Caffery enquête en même temps sur un autre cas, la disparition d'une jeune fille. L'affaire s'éternise semblant montrer étrangement l'incompétence du policier. La mère de la disparue en est persuadée, elle qui décharge régulièrement sa colère sur lui. Pour réussir à faire face à la situation, elle a trouvé refuge dans l'alcool mais ça ne fait pas particulièrement bon ménage avec des nerfs à vif. Mais Caffery ne semble pas à l'aise sur ce dossier, comme si il attendait un moment opportun pour faire quelque chose.
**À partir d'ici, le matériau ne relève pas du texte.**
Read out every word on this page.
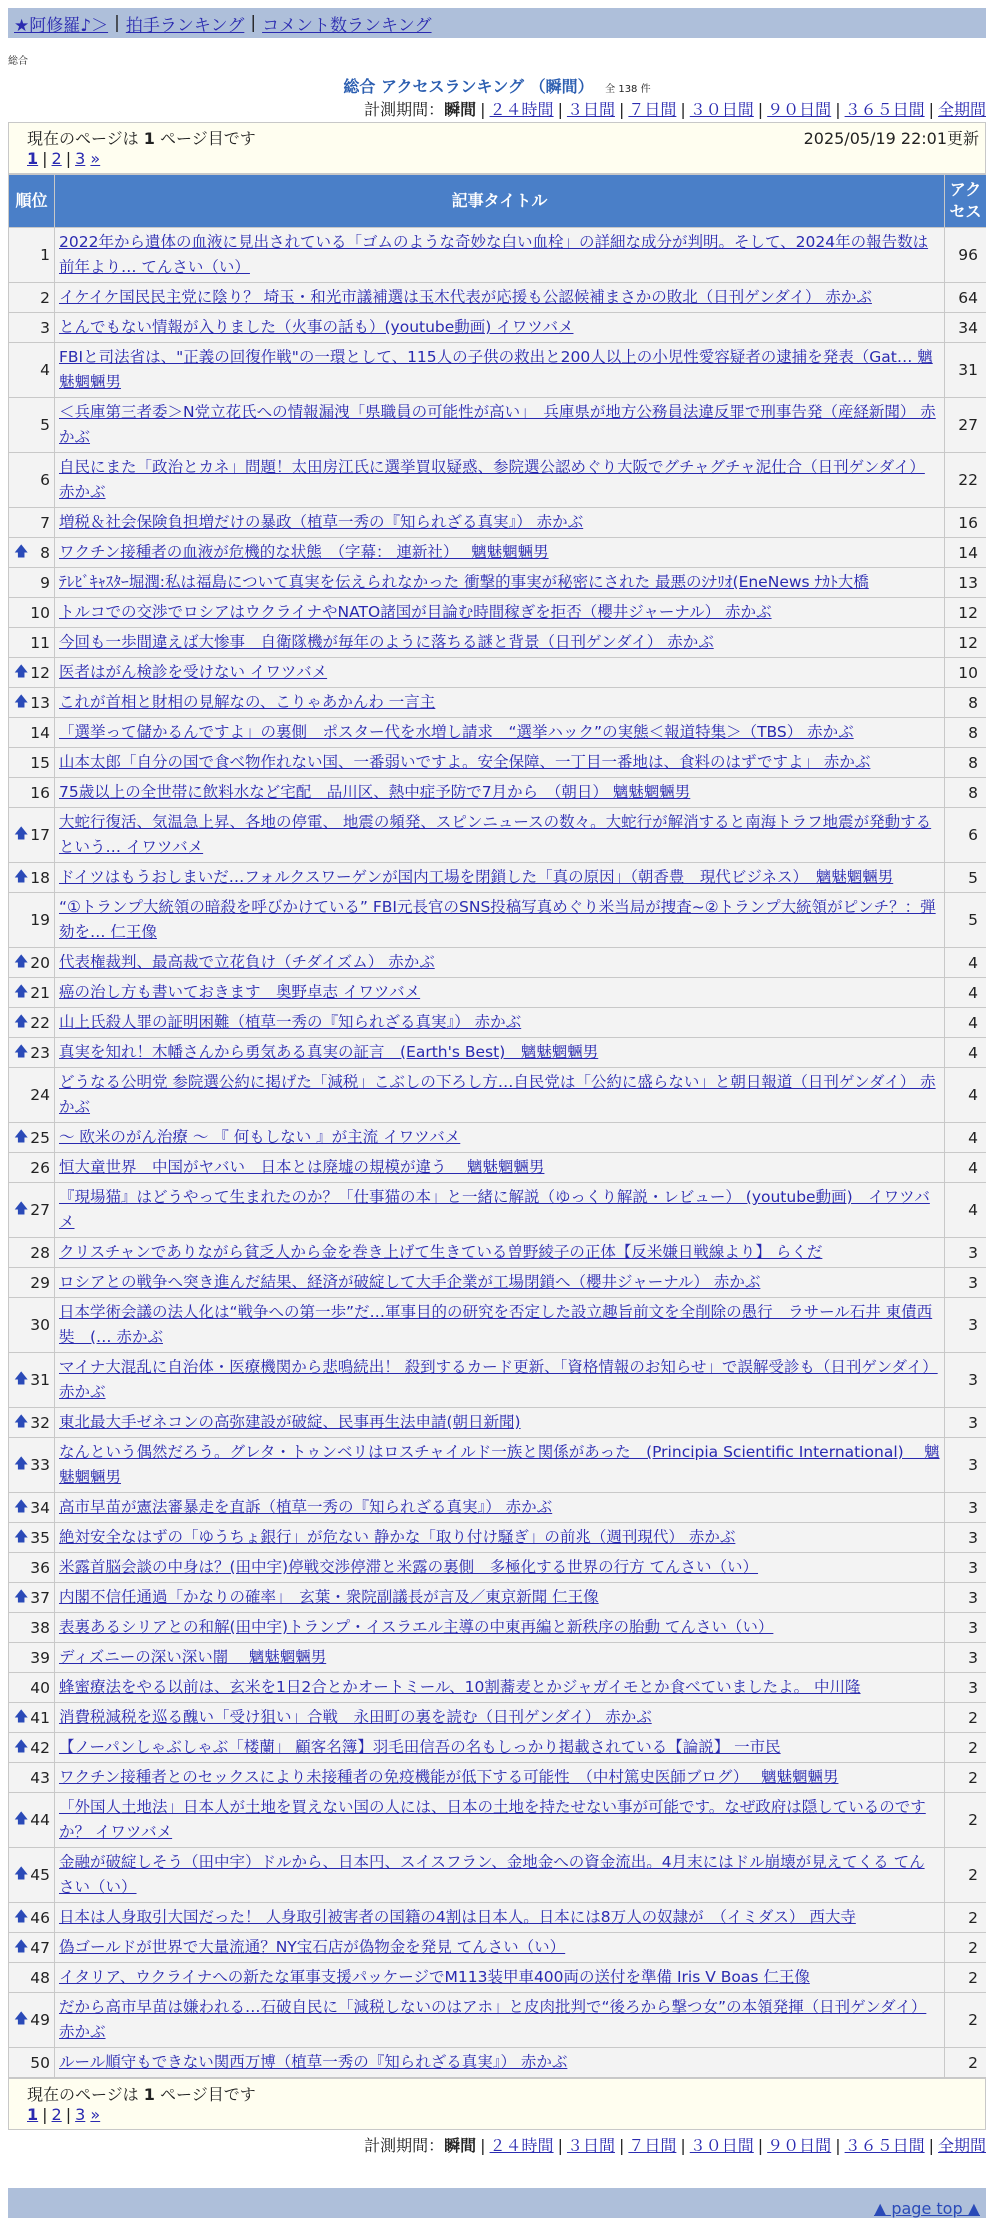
★阿修羅♪＞ | 拍手ランキング | コメント数ランキング
総合
総合 アクセスランキング （瞬間） 全 138 件
計測期間：瞬間 | ２４時間 | ３日間 | ７日間 | ３０日間 | ９０日間 | ３６５日間 | 全期間
現在のページは 1 ページ目です	2025/05/19 22:01更新
1 | 2 | 3 »
順位	記事タイトル	アクセス
1	2022年から遺体の血液に見出されている「ゴムのような奇妙な白い血栓」の詳細な成分が判明。そして、2024年の報告数は前年より… てんさい（い）	96
2	イケイケ国民民主党に陰り？ 埼玉・和光市議補選は玉木代表が応援も公認候補まさかの敗北（日刊ゲンダイ） 赤かぶ	64
3	とんでもない情報が入りました（火事の話も）(youtube動画) イワツバメ	34
4	FBIと司法省は、"正義の回復作戦"の一環として、115人の子供の救出と200人以上の小児性愛容疑者の逮捕を発表（Gat… 魑魅魍魎男	31
5	＜兵庫第三者委＞N党立花氏への情報漏洩「県職員の可能性が高い」　兵庫県が地方公務員法違反罪で刑事告発（産経新聞） 赤かぶ	27
6	自民にまた「政治とカネ」問題！太田房江氏に選挙買収疑惑、参院選公認めぐり大阪でグチャグチャ泥仕合（日刊ゲンダイ） 赤かぶ	22
7	増税＆社会保険負担増だけの暴政（植草一秀の『知られざる真実』） 赤かぶ	16

🡅 8	ワクチン接種者の血液が危機的な状態　（字幕： 連新社）　 魑魅魍魎男	14
9	ﾃﾚﾋﾞｷｬｽﾀｰ堀潤:私は福島について真実を伝えられなかった 衝撃的事実が秘密にされた 最悪のｼﾅﾘｵ(EneNews ﾅｶﾄ大橋	13
10	トルコでの交渉でロシアはウクライナやNATO諸国が目論む時間稼ぎを拒否（櫻井ジャーナル） 赤かぶ	12
11	今回も一歩間違えば大惨事　自衛隊機が毎年のように落ちる謎と背景（日刊ゲンダイ） 赤かぶ	12

🡅 12	医者はがん検診を受けない イワツバメ	10

🡅 13	これが首相と財相の見解なの、こりゃあかんわ 一言主	8
14	「選挙って儲かるんですよ」の裏側　ポスター代を水増し請求　“選挙ハック”の実態＜報道特集＞（TBS） 赤かぶ	8
15	山本太郎「自分の国で食べ物作れない国、一番弱いですよ。安全保障、一丁目一番地は、食料のはずですよ」 赤かぶ	8
16	75歳以上の全世帯に飲料水など宅配　品川区、熱中症予防で7月から　（朝日） 魑魅魍魎男	8

🡅 17	大蛇行復活、気温急上昇、各地の停電、 地震の頻発、スピンニュースの数々。大蛇行が解消すると南海トラフ地震が発動するという… イワツバメ	6

🡅 18	ドイツはもうおしまいだ…フォルクスワーゲンが国内工場を閉鎖した「真の原因」（朝香豊　現代ビジネス）　魑魅魍魎男	5
19	“①トランプ大統領の暗殺を呼びかけている” FBI元長官のSNS投稿写真めぐり米当局が捜査~②トランプ大統領がピンチ？：弾劾を… 仁王像	5

🡅 20	代表権裁判、最高裁で立花負け（チダイズム） 赤かぶ	4

🡅 21	癌の治し方も書いておきます　奥野卓志 イワツバメ	4

🡅 22	山上氏殺人罪の証明困難（植草一秀の『知られざる真実』） 赤かぶ	4

🡅 23	真実を知れ！木幡さんから勇気ある真実の証言　(Earth's Best)　魑魅魍魎男	4
24	どうなる公明党 参院選公約に掲げた「減税」こぶしの下ろし方…自民党は「公約に盛らない」と朝日報道（日刊ゲンダイ） 赤かぶ	4

🡅 25	～ 欧米のがん治療 ～ 『 何もしない 』が主流 イワツバメ	4
26	恒大童世界　中国がヤバい　日本とは廃墟の規模が違う　 魑魅魍魎男	4

🡅 27	『現場猫』はどうやって生まれたのか？「仕事猫の本」と一緒に解説（ゆっくり解説・レビュー） (youtube動画)　イワツバメ	4
28	クリスチャンでありながら貧乏人から金を巻き上げて生きている曽野綾子の正体【反米嫌日戦線より】 らくだ	3
29	ロシアとの戦争へ突き進んだ結果、経済が破綻して大手企業が工場閉鎖へ（櫻井ジャーナル） 赤かぶ	3
30	日本学術会議の法人化は“戦争への第一歩”だ…軍事目的の研究を否定した設立趣旨前文を全削除の愚行　ラサール石井 東債西奘　(… 赤かぶ	3

🡅 31	マイナ大混乱に自治体・医療機関から悲鳴続出！ 殺到するカード更新、「資格情報のお知らせ」で誤解受診も（日刊ゲンダイ） 赤かぶ	3

🡅 32	東北最大手ゼネコンの高弥建設が破綻、民事再生法申請(朝日新聞)	3

🡅 33	なんという偶然だろう。グレタ・トゥンベリはロスチャイルド一族と関係があった　(Principia Scientific International)　 魑魅魍魎男	3

🡅 34	高市早苗が憲法審暴走を直訴（植草一秀の『知られざる真実』） 赤かぶ	3

🡅 35	絶対安全なはずの「ゆうちょ銀行」が危ない 静かな「取り付け騒ぎ」の前兆（週刊現代） 赤かぶ	3
36	米露首脳会談の中身は？(田中宇)停戦交渉停滞と米露の裏側　多極化する世界の行方 てんさい（い）	3

🡅 37	内閣不信任通過「かなりの確率」　玄葉・衆院副議長が言及／東京新聞 仁王像	3
38	表裏あるシリアとの和解(田中宇)トランプ・イスラエル主導の中東再編と新秩序の胎動 てんさい（い）	3
39	ディズニーの深い深い闇　 魑魅魍魎男	3
40	蜂蜜療法をやる以前は、玄米を1日2合とかオートミール、10割蕎麦とかジャガイモとか食べていましたよ。 中川隆	3

🡅 41	消費税減税を巡る醜い「受け狙い」合戦　永田町の裏を読む（日刊ゲンダイ） 赤かぶ	2

🡅 42	【ノーパンしゃぶしゃぶ「楼蘭」 顧客名簿】羽毛田信吾の名もしっかり掲載されている【論説】 一市民	2
43	ワクチン接種者とのセックスにより未接種者の免疫機能が低下する可能性　（中村篤史医師ブログ）　 魑魅魍魎男	2

🡅 44	「外国人土地法」日本人が土地を買えない国の人には、日本の土地を持たせない事が可能です。なぜ政府は隠しているのですか？ イワツバメ	2

🡅 45	金融が破綻しそう（田中宇）ドルから、日本円、スイスフラン、金地金への資金流出。4月末にはドル崩壊が見えてくる てんさい（い）	2

🡅 46	日本は人身取引大国だった！ 人身取引被害者の国籍の4割は日本人。日本には8万人の奴隷が　（イミダス） 西大寺	2

🡅 47	偽ゴールドが世界で大量流通？NY宝石店が偽物金を発見 てんさい（い）	2
48	イタリア、ウクライナへの新たな軍事支援パッケージでM113装甲車400両の送付を準備 Iris V Boas 仁王像	2

🡅 49	だから高市早苗は嫌われる…石破自民に「減税しないのはアホ」と皮肉批判で“後ろから撃つ女”の本領発揮（日刊ゲンダイ） 赤かぶ	2
50	ルール順守もできない関西万博（植草一秀の『知られざる真実』） 赤かぶ	2
現在のページは 1 ページ目です
1 | 2 | 3 »
計測期間：瞬間 | ２４時間 | ３日間 | ７日間 | ３０日間 | ９０日間 | ３６５日間 | 全期間
▲ page top ▲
En tout cas la campagne anglaise ne va pas rester le havre de quiétude et de douceur de vivre tant idéalisées. La tension va quitter les hauts murs de Beechway pour se terrer derrière les vieux arbres des bosquets de la région. Un monstre pourrait bien avoir dupé tout le monde et se planquer avant de s'attaquer à une prochaine victime. Sauf si quelqu'un comprend ce que peuvent vraiment renfermer ces caricatures de chiffons, et que l'esprit tordu se cache peut-être ailleurs.
Mo Hayder sait faire monter la tension et nous entraîne là où elle sait que les frissons seront au rendez-vous. Et avec Fétiches c'est mission accomplie pour l'Anglaise. Elle semble prendre plaisir à jouer avec les peurs les plus profondes et infantiles. Elle trouve toujours un affreux cauchemar à rendre réel pour mieux se jouer de la réalité. Elle aime construire une ambiance particulière dans laquelle elle mélange un savoureux cocktail de peur et de violence. Et encore une fois le mélange est bien dosé, Fétiches captive et fait frémir à chaque pas mais avec l'envie d'être encore plus effrayé au suivant.
Citation
Elle est trop malheureuse elle-même pour se soucier de nous. On voit les souffrances des autres seulement quand on souffre pas soi-même. Se soucier des autres ? C'est un luxe, si tu veux la vérité.